Tuesday, October 30, 2007

A Green Approach to Storage

Recently, several folks from the press have asked me about "green" approaches to data storage, since we have 200 Terabytes (that's 2,000,000,000,000 bytes) of medical records online. Over the past year, we've begun the journey to reduce the power consumption of storing data.

1. Higher capacity drives. Just a few years ago, our drives were a few dozen gigabytes each and we had to keep a large number of drives powered up in our data center. Now, higher capacity drives (750 Gigabytes each) means fewer devices consuming less power. We also use Serial Advanced Technology Attachment (SATA) drives, which rotate slower and consume less power. Many folks were worried about the performance of these slower rotating drives. We did a pilot and put half our users on the SATA drives and half on Fiber Channel. Then we moved everyone to SATA. No one noticed the change.

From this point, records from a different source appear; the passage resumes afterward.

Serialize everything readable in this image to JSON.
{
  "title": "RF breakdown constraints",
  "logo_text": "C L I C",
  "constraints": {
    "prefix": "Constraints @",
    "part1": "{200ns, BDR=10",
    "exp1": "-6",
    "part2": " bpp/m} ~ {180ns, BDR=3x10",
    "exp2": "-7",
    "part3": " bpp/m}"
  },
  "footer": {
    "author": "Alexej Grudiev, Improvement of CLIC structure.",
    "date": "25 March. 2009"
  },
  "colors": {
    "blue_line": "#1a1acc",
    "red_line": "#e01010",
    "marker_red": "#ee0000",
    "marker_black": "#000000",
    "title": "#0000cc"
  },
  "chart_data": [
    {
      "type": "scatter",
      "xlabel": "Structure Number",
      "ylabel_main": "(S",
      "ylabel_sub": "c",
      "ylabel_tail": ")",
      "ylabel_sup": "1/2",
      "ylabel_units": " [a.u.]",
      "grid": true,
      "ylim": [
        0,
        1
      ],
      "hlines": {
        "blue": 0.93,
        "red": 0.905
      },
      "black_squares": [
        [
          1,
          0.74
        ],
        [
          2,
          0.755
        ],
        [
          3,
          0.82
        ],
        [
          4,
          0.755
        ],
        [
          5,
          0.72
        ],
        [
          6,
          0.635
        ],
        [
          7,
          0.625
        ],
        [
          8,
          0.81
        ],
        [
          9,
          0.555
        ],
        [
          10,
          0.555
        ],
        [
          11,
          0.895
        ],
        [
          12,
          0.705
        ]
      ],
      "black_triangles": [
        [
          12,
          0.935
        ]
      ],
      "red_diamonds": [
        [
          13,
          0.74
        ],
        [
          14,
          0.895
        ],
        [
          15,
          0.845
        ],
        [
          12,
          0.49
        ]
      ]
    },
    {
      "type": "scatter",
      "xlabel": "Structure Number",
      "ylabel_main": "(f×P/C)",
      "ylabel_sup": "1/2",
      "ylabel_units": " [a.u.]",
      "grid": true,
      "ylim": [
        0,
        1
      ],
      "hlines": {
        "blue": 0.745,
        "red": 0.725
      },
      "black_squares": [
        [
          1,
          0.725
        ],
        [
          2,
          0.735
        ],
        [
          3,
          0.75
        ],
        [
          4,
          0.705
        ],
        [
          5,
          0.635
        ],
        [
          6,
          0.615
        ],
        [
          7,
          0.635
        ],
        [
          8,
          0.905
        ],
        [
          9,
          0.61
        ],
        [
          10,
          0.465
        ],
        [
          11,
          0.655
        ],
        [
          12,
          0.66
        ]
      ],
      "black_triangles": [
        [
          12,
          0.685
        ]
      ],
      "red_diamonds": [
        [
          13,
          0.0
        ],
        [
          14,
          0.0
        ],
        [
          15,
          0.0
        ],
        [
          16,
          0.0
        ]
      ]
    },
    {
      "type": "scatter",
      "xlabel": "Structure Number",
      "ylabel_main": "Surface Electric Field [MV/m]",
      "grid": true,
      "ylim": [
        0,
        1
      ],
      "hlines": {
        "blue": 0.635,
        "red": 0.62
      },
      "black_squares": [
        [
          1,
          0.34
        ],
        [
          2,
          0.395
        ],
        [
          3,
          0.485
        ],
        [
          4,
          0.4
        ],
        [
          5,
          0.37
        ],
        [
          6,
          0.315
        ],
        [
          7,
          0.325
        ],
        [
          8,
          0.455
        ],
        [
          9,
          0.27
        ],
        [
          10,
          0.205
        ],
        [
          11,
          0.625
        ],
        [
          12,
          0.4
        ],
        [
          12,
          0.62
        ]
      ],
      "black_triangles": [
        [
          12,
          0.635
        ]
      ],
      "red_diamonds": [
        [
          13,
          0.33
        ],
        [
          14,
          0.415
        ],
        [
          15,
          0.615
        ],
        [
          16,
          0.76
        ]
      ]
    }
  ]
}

2. Reducing the amount of data stored. My needs for storage are growing at 25% per year and despite all my attempts to reduce demand (i.e. deleting all MP3 files on the network every data), demand is hard to control. Recently, we've used de-duplication techniques to help with this. Our email system keeps only copy of an attachment sent to our 5000 employees, not 5000 copies. Our backup systems deduplicate files, so only one copy is stored. We've seen a 50% reduction in the space needed for archiving because of this, reducing the amount of storage devices and the electricity needed to power them.

3. Spin-down and slow-down technologies - turning off unused drives. Spin-down is controversial. Some believe the benefits are over-stated because periodic wake-ups of the disk for integrity checks, etc may consume more energy and shorten disk life cycles. Many vendors seem to favor slow-down technologies. They especially see this for backup media such as Virtual Tape Libraries (disk emulating tape). Long term, there is a prediction solid state drive (Flash RAM drives) costs will drop and permit more frequent use. These are more energy efficient and have no moving parts, making them easier to manage from an energy perspective.


Thundertype said...

Another good post, John. Did you run into any major issues during deduplication efforts? What solution did you go with?

John Halamka said...

We are piloting two solutions now - Data Domain and EMC's Avamar. More to follow as we learn from these pilots.